A solid and flat U.S. auto market, with still supportive volume and a positive shift toward higher-margin vehicles, is one key tailwind for the group as North American operating income remains robust.
Tech reputation, Model 3 help Tesla outperform
The shares of of legacy U.S. automakers have fallen in 2018, with each underperforming the S&P 500 by at least eight percentage points. Tesla is the outlier among domestic manufacturers, as scaling up Model 3 production has driven shares 11% higher year-to-date, though with no lack of volatility as the stock has shed more than 20% in less than a month on three separate occasions this year. Far on the other end of the spectrum is Ford, which has posted a negative 20% total return and remains mired in operating uncertainty.

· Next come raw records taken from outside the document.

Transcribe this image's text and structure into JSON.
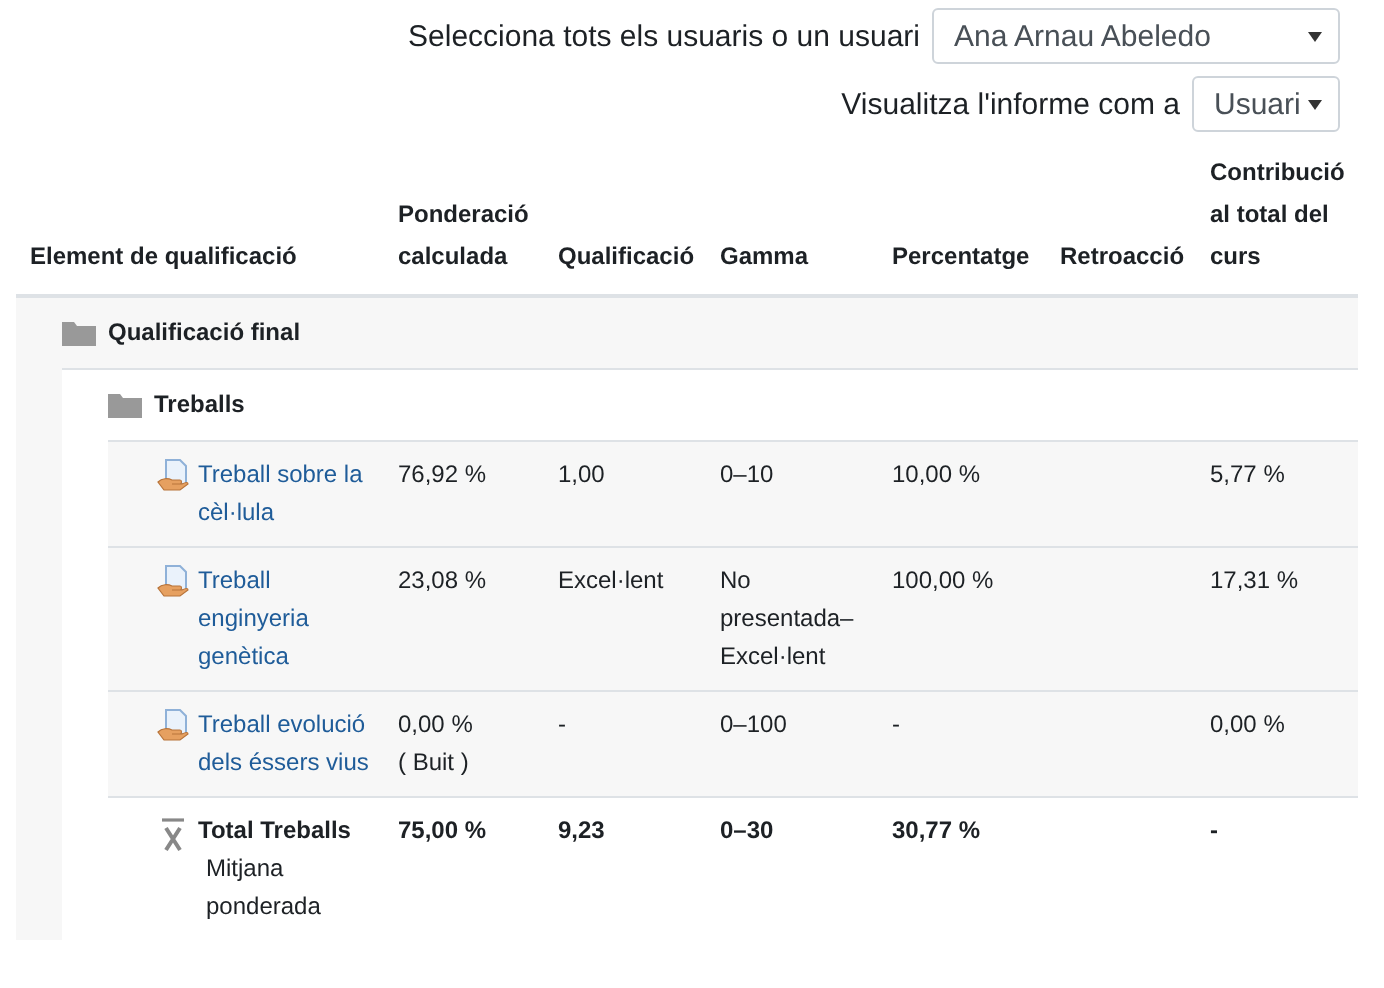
{
  "user_select": {
    "label": "Selecciona tots els usuaris o un usuari",
    "value": "Ana Arnau Abeledo"
  },
  "view_select": {
    "label": "Visualitza l'informe com a",
    "value": "Usuari"
  },
  "table": {
    "columns": [
      "Element de qualificació",
      "Ponderació calculada",
      "Qualificació",
      "Gamma",
      "Percentatge",
      "Retroacció",
      "Contribució al total del curs"
    ],
    "rows": [
      {
        "kind": "category",
        "name": "Qualificació final",
        "children": [
          {
            "kind": "category",
            "name": "Treballs",
            "children": [
              {
                "kind": "item",
                "name": "Treball sobre la cèl·lula",
                "weight": "76,92 %",
                "grade": "1,00",
                "range": "0–10",
                "percentage": "10,00 %",
                "contribution": "5,77 %"
              },
              {
                "kind": "item",
                "name": "Treball enginyeria genètica",
                "weight": "23,08 %",
                "grade": "Excel·lent",
                "range": "No presentada–Excel·lent",
                "percentage": "100,00 %",
                "contribution": "17,31 %"
              },
              {
                "kind": "item",
                "name": "Treball evolució dels éssers vius",
                "weight": "0,00 %",
                "weight_note": "( Buit )",
                "grade": "-",
                "range": "0–100",
                "percentage": "-",
                "contribution": "0,00 %"
              },
              {
                "kind": "total",
                "name": "Total Treballs",
                "subtitle": "Mitjana ponderada",
                "weight": "75,00 %",
                "grade": "9,23",
                "range": "0–30",
                "percentage": "30,77 %",
                "contribution": "-"
              }
            ]
          }
        ]
      }
    ]
  }
}
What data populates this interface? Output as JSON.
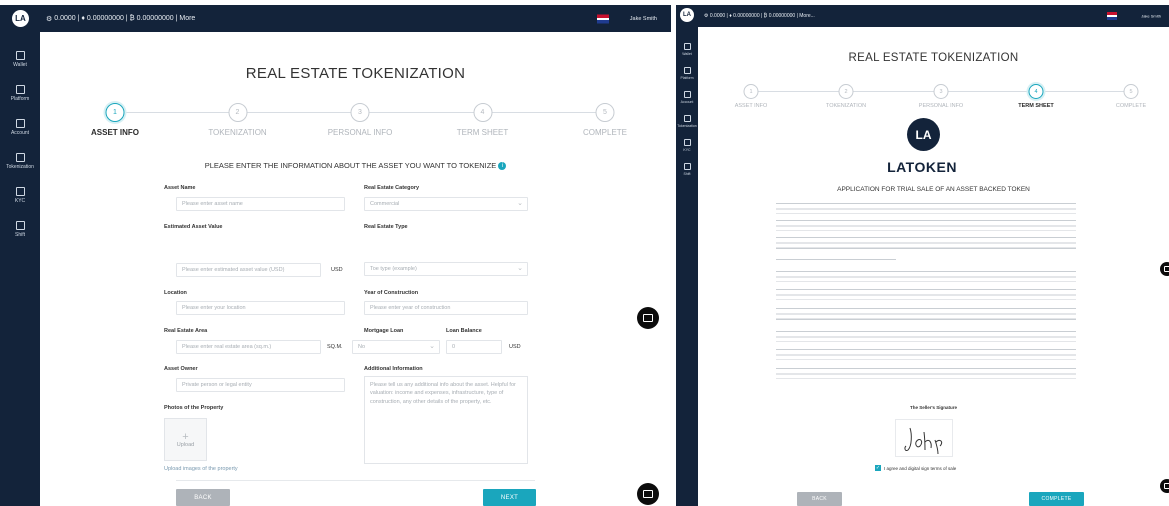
{
  "colors": {
    "sidebar": "#13233a",
    "accent": "#1aa6bd",
    "back_button": "#aeb3b9",
    "chat": "#0c0c0c"
  },
  "topbar": {
    "balances": "0.0000  |  ♦ 0.00000000  |  ₿ 0.00000000  |  More",
    "user": "Jake Smith",
    "right_balances": "0.0000  |  ♦ 0.00000000  |  ₿ 0.00000000  |  More..."
  },
  "sidebar": {
    "items": [
      {
        "label": "Wallet",
        "icon": "wallet-icon"
      },
      {
        "label": "Platform",
        "icon": "chart-icon"
      },
      {
        "label": "Account",
        "icon": "user-icon"
      },
      {
        "label": "Tokenization",
        "icon": "document-icon"
      },
      {
        "label": "KYC",
        "icon": "id-icon"
      },
      {
        "label": "Shift",
        "icon": "swap-icon"
      }
    ]
  },
  "title": "REAL ESTATE TOKENIZATION",
  "steps": [
    {
      "number": "1",
      "label": "ASSET INFO"
    },
    {
      "number": "2",
      "label": "TOKENIZATION"
    },
    {
      "number": "3",
      "label": "PERSONAL INFO"
    },
    {
      "number": "4",
      "label": "TERM SHEET"
    },
    {
      "number": "5",
      "label": "COMPLETE"
    }
  ],
  "left_active_step": 1,
  "right_active_step": 4,
  "form": {
    "heading": "PLEASE ENTER THE INFORMATION ABOUT THE ASSET YOU WANT TO TOKENIZE",
    "asset_name": {
      "label": "Asset Name",
      "placeholder": "Please enter asset name"
    },
    "category": {
      "label": "Real Estate Category",
      "value": "Commercial"
    },
    "value": {
      "label": "Estimated Asset Value",
      "placeholder": "Please enter estimated asset value (USD)",
      "unit": "USD"
    },
    "type": {
      "label": "Real Estate Type",
      "value": "Toe type (example)"
    },
    "location": {
      "label": "Location",
      "placeholder": "Please enter your location"
    },
    "year": {
      "label": "Year of Construction",
      "placeholder": "Please enter year of construction"
    },
    "area": {
      "label": "Real Estate Area",
      "placeholder": "Please enter real estate area (sq.m.)",
      "unit": "SQ.M."
    },
    "mortgage": {
      "label": "Mortgage Loan",
      "value": "No"
    },
    "balance": {
      "label": "Loan Balance",
      "placeholder": "0",
      "unit": "USD"
    },
    "owner": {
      "label": "Asset Owner",
      "placeholder": "Private person or legal entity"
    },
    "additional": {
      "label": "Additional Information",
      "placeholder": "Please tell us any additional info about the asset. Helpful for valuation: income and expenses, infrastructure, type of construction, any other details of the property, etc."
    },
    "photos_label": "Photos of the Property",
    "upload_label": "Upload",
    "upload_hint": "Upload images of the property",
    "back_label": "BACK",
    "next_label": "NEXT"
  },
  "term_sheet": {
    "logo_letters": "LA",
    "brand": "LATOKEN",
    "heading": "APPLICATION FOR TRIAL SALE OF AN ASSET BACKED TOKEN",
    "signature_label": "The Seller's Signature",
    "agree_label": "I agree and digital sign terms of sale",
    "back_label": "BACK",
    "complete_label": "COMPLETE"
  }
}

General Motors and Fiat Chrysler, the two best fundamentally positioned U.S. automakers in terms of product and technology, make up the middle performers, down 15% and 8%, respectively.
Few catalysts to aid ailing automaker valuations
Automobile manufacturer valuations reflect pessimism, as the peer group's 7.7x P/E multiple is only modestly off the year-to-date low. Tesla isn't included in the calculation since it isn't profitable in 2018, but the company trades at 70x forward 12-month earnings. The sharp share price decline and lack of clarity around restructuring plans hasn't prevented Ford from pulling a higher multiple than General Motors and Fiat Chrysler. Significant headwinds are baked into auto earnings multiples, though North America manufacturers have the potential for resilient demand and earnings power -- the few possible positive catalysts -- to spur multiple expansion in the coming quarters.